La poésie est toujours présente dans vos écrits. Vous mettez en dialogue le Romantisme avec les Présocratiques. Quelles ont été les influences de ce mouvement dans la poétique du romantisme ?
Les Présocratiques ont été lus d’une manière assidue et profonde par les Romantiques. Nous pouvons prendre pour exemple Hölderlin, qui a consacré quelques-unes de ses plus belles pages au philosophe présocratique Empédocle. Le poème d’Empédocle Sur la nature décrivait l’histoire cyclique de l’univers, qu’il considérait comme une divinité, constituée par la totalité des quatre éléments. L’Amitié (Philia) est le nom qu’Empédocle donne à la force cosmique qui unit ces éléments en un seul corps, avant que celui-ci ne se désagrège sous l’effet de la Discorde (Echtra) ; cette désagrégation précédant un retour progressif à l’unité, sous l’égide de l’Amitié. Une telle unité demeure cependant précaire et provisoire, l’univers empédocléen s’inscrivant dans le cadre d’une pensée de l’éternel retour de la Discorde, puis de l’Amitié, chacune de ces deux forces cosmiques l’emportant tour à tour au cours du temps. Du point de vue d’Hölderlin, le destin d’Empédocle est une préfiguration de la destinée de l’homme moderne, dans la mesure où le philosophe présocratique chante la séparation entre les Hommes et la Nature, le déchirement entre l’Homme et le Ciel, sous l’effet de la Discorde.
Vous faites longuement référence à Khalil Gibran et à Hermann Hesse. Les qualifieriez-vous de philosophes ?
Khalil Gibran et Hermann Hesse n’ont jamais prétendu au titre de philosophes, cependant leurs livres contiennent de nombreux enseignements philosophiques. Leurs œuvres déploient une « poétique de l’allégresse », profondément dionysiaque, au sens nietzschéen du terme, dans la mesure où leurs romans et poésies mettent en scène des personnages qui tentent de préserver une joie au cœur du désastre, s’acharnant à ne pas succomber à la consternation, tâchant de rompre avec les conventions et les valeurs mortifères.

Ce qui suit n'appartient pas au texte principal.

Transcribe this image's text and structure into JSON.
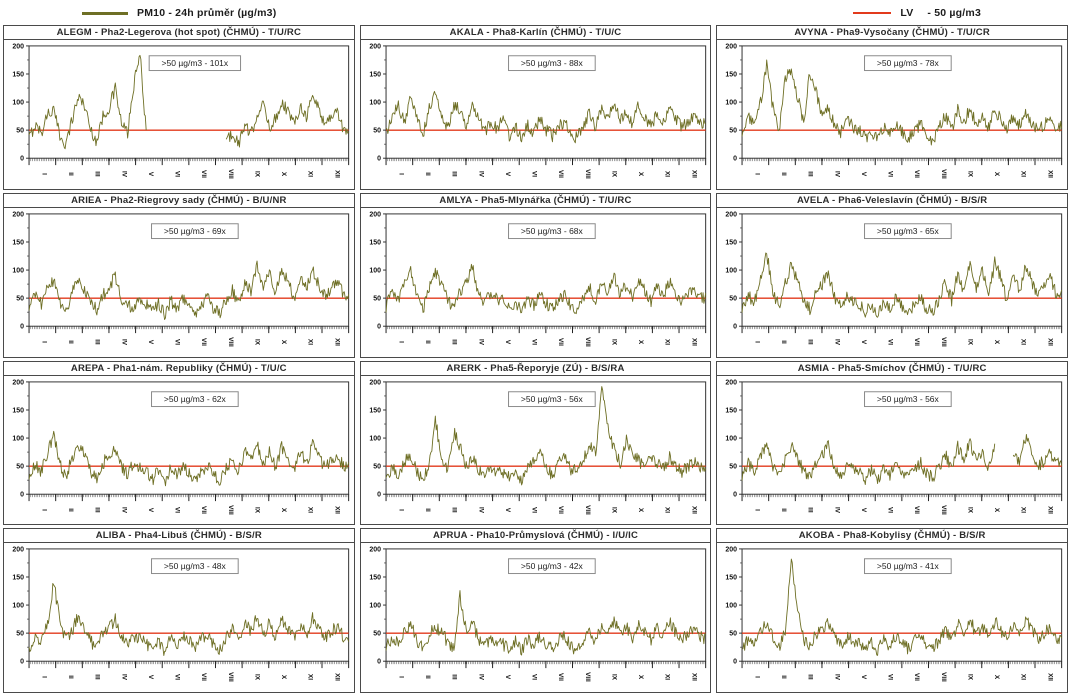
{
  "legend": {
    "pm10_label": "PM10 - 24h průměr (µg/m3)",
    "pm10_color": "#6e6f25",
    "lv_name": "LV",
    "lv_value": "- 50 µg/m3",
    "lv_color": "#e23a1c"
  },
  "axis": {
    "y_ticks": [
      0,
      50,
      100,
      150,
      200
    ],
    "y_max": 200,
    "y_unit": "µg/m3",
    "x_months": [
      "I",
      "II",
      "III",
      "IV",
      "V",
      "VI",
      "VII",
      "VIII",
      "IX",
      "X",
      "XI",
      "XII"
    ]
  },
  "chart_data": [
    {
      "type": "line",
      "code": "ALEGM",
      "title": "ALEGM - Pha2-Legerova (hot spot) (ČHMÚ) - T/U/RC",
      "exceedance_label": ">50 µg/m3 - 101x",
      "exceedances": 101,
      "lv": 50,
      "ylim": [
        0,
        200
      ],
      "x_unit": "months I–XII (daily series)",
      "values_weekly_estimate": [
        35,
        60,
        45,
        80,
        85,
        40,
        25,
        70,
        110,
        95,
        50,
        30,
        75,
        90,
        125,
        60,
        45,
        130,
        185,
        50,
        null,
        null,
        null,
        null,
        null,
        null,
        null,
        null,
        null,
        null,
        null,
        null,
        30,
        45,
        25,
        60,
        40,
        80,
        95,
        55,
        70,
        100,
        85,
        60,
        95,
        75,
        110,
        90,
        60,
        75,
        85,
        50
      ]
    },
    {
      "type": "line",
      "code": "AKALA",
      "title": "AKALA - Pha8-Karlín (ČHMÚ) - T/U/C",
      "exceedance_label": ">50 µg/m3 - 88x",
      "exceedances": 88,
      "lv": 50,
      "ylim": [
        0,
        200
      ],
      "x_unit": "months I–XII (daily series)",
      "values_weekly_estimate": [
        45,
        70,
        95,
        60,
        110,
        80,
        40,
        90,
        120,
        70,
        55,
        95,
        85,
        60,
        100,
        75,
        45,
        65,
        50,
        70,
        40,
        55,
        35,
        60,
        45,
        70,
        50,
        40,
        55,
        65,
        45,
        35,
        60,
        80,
        55,
        90,
        70,
        100,
        65,
        85,
        60,
        95,
        75,
        55,
        80,
        60,
        90,
        70,
        55,
        65,
        75,
        60
      ]
    },
    {
      "type": "line",
      "code": "AVYNA",
      "title": "AVYNA - Pha9-Vysočany (ČHMÚ) - T/U/CR",
      "exceedance_label": ">50 µg/m3 - 78x",
      "exceedances": 78,
      "lv": 50,
      "ylim": [
        0,
        200
      ],
      "x_unit": "months I–XII (daily series)",
      "values_weekly_estimate": [
        40,
        75,
        55,
        100,
        165,
        90,
        50,
        140,
        160,
        110,
        60,
        155,
        120,
        70,
        90,
        60,
        45,
        70,
        55,
        50,
        35,
        50,
        30,
        55,
        40,
        60,
        45,
        35,
        50,
        60,
        40,
        30,
        55,
        75,
        50,
        85,
        65,
        90,
        60,
        80,
        55,
        85,
        70,
        50,
        75,
        60,
        85,
        65,
        50,
        60,
        70,
        55
      ]
    },
    {
      "type": "line",
      "code": "ARIEA",
      "title": "ARIEA - Pha2-Riegrovy sady (ČHMÚ) - B/U/NR",
      "exceedance_label": ">50 µg/m3 - 69x",
      "exceedances": 69,
      "lv": 50,
      "ylim": [
        0,
        200
      ],
      "x_unit": "months I–XII (daily series)",
      "values_weekly_estimate": [
        30,
        55,
        40,
        70,
        80,
        45,
        25,
        60,
        85,
        65,
        40,
        30,
        55,
        70,
        90,
        50,
        35,
        35,
        45,
        40,
        25,
        40,
        20,
        45,
        30,
        50,
        35,
        25,
        40,
        50,
        30,
        25,
        45,
        65,
        40,
        80,
        60,
        110,
        70,
        95,
        55,
        105,
        80,
        50,
        90,
        65,
        100,
        75,
        55,
        65,
        80,
        55
      ]
    },
    {
      "type": "line",
      "code": "AMLYA",
      "title": "AMLYA - Pha5-Mlynářka (ČHMÚ) - T/U/RC",
      "exceedance_label": ">50 µg/m3 - 68x",
      "exceedances": 68,
      "lv": 50,
      "ylim": [
        0,
        200
      ],
      "x_unit": "months I–XII (daily series)",
      "values_weekly_estimate": [
        35,
        60,
        45,
        80,
        100,
        55,
        30,
        70,
        95,
        75,
        45,
        35,
        60,
        80,
        105,
        55,
        40,
        60,
        50,
        45,
        30,
        45,
        25,
        50,
        35,
        55,
        40,
        30,
        45,
        55,
        35,
        30,
        50,
        70,
        45,
        80,
        60,
        90,
        55,
        75,
        50,
        85,
        65,
        45,
        70,
        55,
        80,
        60,
        45,
        55,
        65,
        50
      ]
    },
    {
      "type": "line",
      "code": "AVELA",
      "title": "AVELA - Pha6-Veleslavín (ČHMÚ) - B/S/R",
      "exceedance_label": ">50 µg/m3 - 65x",
      "exceedances": 65,
      "lv": 50,
      "ylim": [
        0,
        200
      ],
      "x_unit": "months I–XII (daily series)",
      "values_weekly_estimate": [
        30,
        55,
        40,
        90,
        130,
        60,
        35,
        75,
        110,
        80,
        45,
        30,
        60,
        75,
        95,
        50,
        35,
        55,
        45,
        40,
        25,
        40,
        20,
        45,
        30,
        50,
        35,
        25,
        40,
        50,
        30,
        25,
        50,
        80,
        45,
        95,
        60,
        110,
        65,
        100,
        50,
        115,
        85,
        45,
        100,
        60,
        110,
        80,
        50,
        70,
        90,
        55
      ]
    },
    {
      "type": "line",
      "code": "AREPA",
      "title": "AREPA - Pha1-nám. Republiky (ČHMÚ) - T/U/C",
      "exceedance_label": ">50 µg/m3 - 62x",
      "exceedances": 62,
      "lv": 50,
      "ylim": [
        0,
        200
      ],
      "x_unit": "months I–XII (daily series)",
      "values_weekly_estimate": [
        30,
        55,
        40,
        75,
        105,
        55,
        30,
        65,
        90,
        70,
        40,
        30,
        55,
        70,
        85,
        50,
        35,
        55,
        45,
        40,
        25,
        45,
        22,
        48,
        32,
        52,
        38,
        28,
        42,
        52,
        32,
        26,
        45,
        65,
        40,
        78,
        58,
        88,
        55,
        75,
        48,
        85,
        65,
        45,
        75,
        55,
        88,
        65,
        48,
        58,
        70,
        50
      ]
    },
    {
      "type": "line",
      "code": "ARERK",
      "title": "ARERK - Pha5-Řeporyje (ZÚ) - B/S/RA",
      "exceedance_label": ">50 µg/m3 - 56x",
      "exceedances": 56,
      "lv": 50,
      "ylim": [
        0,
        200
      ],
      "x_unit": "months I–XII (daily series)",
      "values_weekly_estimate": [
        25,
        45,
        35,
        60,
        70,
        40,
        25,
        55,
        130,
        70,
        40,
        110,
        85,
        50,
        65,
        45,
        30,
        50,
        40,
        35,
        30,
        45,
        25,
        50,
        60,
        75,
        45,
        35,
        55,
        70,
        45,
        40,
        60,
        90,
        70,
        185,
        120,
        80,
        55,
        95,
        70,
        60,
        45,
        70,
        55,
        45,
        65,
        50,
        40,
        50,
        60,
        45
      ]
    },
    {
      "type": "line",
      "code": "ASMIA",
      "title": "ASMIA - Pha5-Smíchov (ČHMÚ) - T/U/RC",
      "exceedance_label": ">50 µg/m3 - 56x",
      "exceedances": 56,
      "lv": 50,
      "ylim": [
        0,
        200
      ],
      "x_unit": "months I–XII (daily series)",
      "values_weekly_estimate": [
        30,
        55,
        40,
        70,
        90,
        50,
        30,
        60,
        85,
        65,
        40,
        30,
        55,
        70,
        85,
        50,
        35,
        50,
        45,
        38,
        28,
        45,
        25,
        50,
        35,
        55,
        40,
        30,
        45,
        55,
        35,
        30,
        50,
        70,
        45,
        85,
        60,
        95,
        55,
        80,
        45,
        90,
        null,
        null,
        70,
        55,
        100,
        75,
        50,
        60,
        75,
        55
      ]
    },
    {
      "type": "line",
      "code": "ALIBA",
      "title": "ALIBA - Pha4-Libuš (ČHMÚ) - B/S/R",
      "exceedance_label": ">50 µg/m3 - 48x",
      "exceedances": 48,
      "lv": 50,
      "ylim": [
        0,
        200
      ],
      "x_unit": "months I–XII (daily series)",
      "values_weekly_estimate": [
        25,
        45,
        35,
        65,
        140,
        75,
        35,
        55,
        80,
        60,
        35,
        25,
        50,
        60,
        75,
        45,
        30,
        45,
        40,
        32,
        22,
        38,
        18,
        42,
        28,
        48,
        35,
        25,
        40,
        48,
        28,
        22,
        40,
        60,
        38,
        70,
        52,
        80,
        48,
        68,
        42,
        75,
        58,
        40,
        65,
        48,
        78,
        58,
        42,
        52,
        62,
        45
      ]
    },
    {
      "type": "line",
      "code": "APRUA",
      "title": "APRUA - Pha10-Průmyslová (ČHMÚ) - I/U/IC",
      "exceedance_label": ">50 µg/m3 - 42x",
      "exceedances": 42,
      "lv": 50,
      "ylim": [
        0,
        200
      ],
      "x_unit": "months I–XII (daily series)",
      "values_weekly_estimate": [
        25,
        40,
        30,
        55,
        65,
        38,
        22,
        48,
        60,
        55,
        32,
        25,
        115,
        55,
        68,
        40,
        28,
        42,
        35,
        30,
        20,
        35,
        18,
        40,
        26,
        45,
        32,
        22,
        38,
        45,
        26,
        20,
        38,
        55,
        35,
        65,
        48,
        75,
        45,
        62,
        40,
        70,
        52,
        38,
        60,
        45,
        70,
        52,
        38,
        48,
        58,
        42
      ]
    },
    {
      "type": "line",
      "code": "AKOBA",
      "title": "AKOBA - Pha8-Kobylisy (ČHMÚ) - B/S/R",
      "exceedance_label": ">50 µg/m3 - 41x",
      "exceedances": 41,
      "lv": 50,
      "ylim": [
        0,
        200
      ],
      "x_unit": "months I–XII (daily series)",
      "values_weekly_estimate": [
        22,
        40,
        30,
        55,
        70,
        45,
        25,
        50,
        178,
        90,
        40,
        28,
        48,
        58,
        72,
        42,
        28,
        42,
        38,
        30,
        20,
        35,
        18,
        40,
        26,
        45,
        30,
        22,
        36,
        44,
        26,
        20,
        38,
        55,
        35,
        68,
        48,
        78,
        45,
        65,
        40,
        72,
        55,
        38,
        62,
        45,
        75,
        55,
        40,
        50,
        60,
        42
      ]
    }
  ]
}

Ils partagent tous deux avec Nietzsche la conviction d’après laquelle le culte de la raison doit céder la place à celui de l’imagination créatrice, puisant ses sources dans une mythologie susceptible de ressourcer l’imaginaire contemporain. Hesse et Gibran envisagent leur œuvre comme une redécouverte de sagesses archaïques, dont ils proposent les intuitions fondamentales aux Hommes de leur temps, avec l’espoir de parvenir à vivifier l’esprit de leurs contemporains, grâce à la force vitale et à l’énergie de ces antiques sagesses, que l’on retrouve notamment à travers la poésie perse et le Zoroastrisme.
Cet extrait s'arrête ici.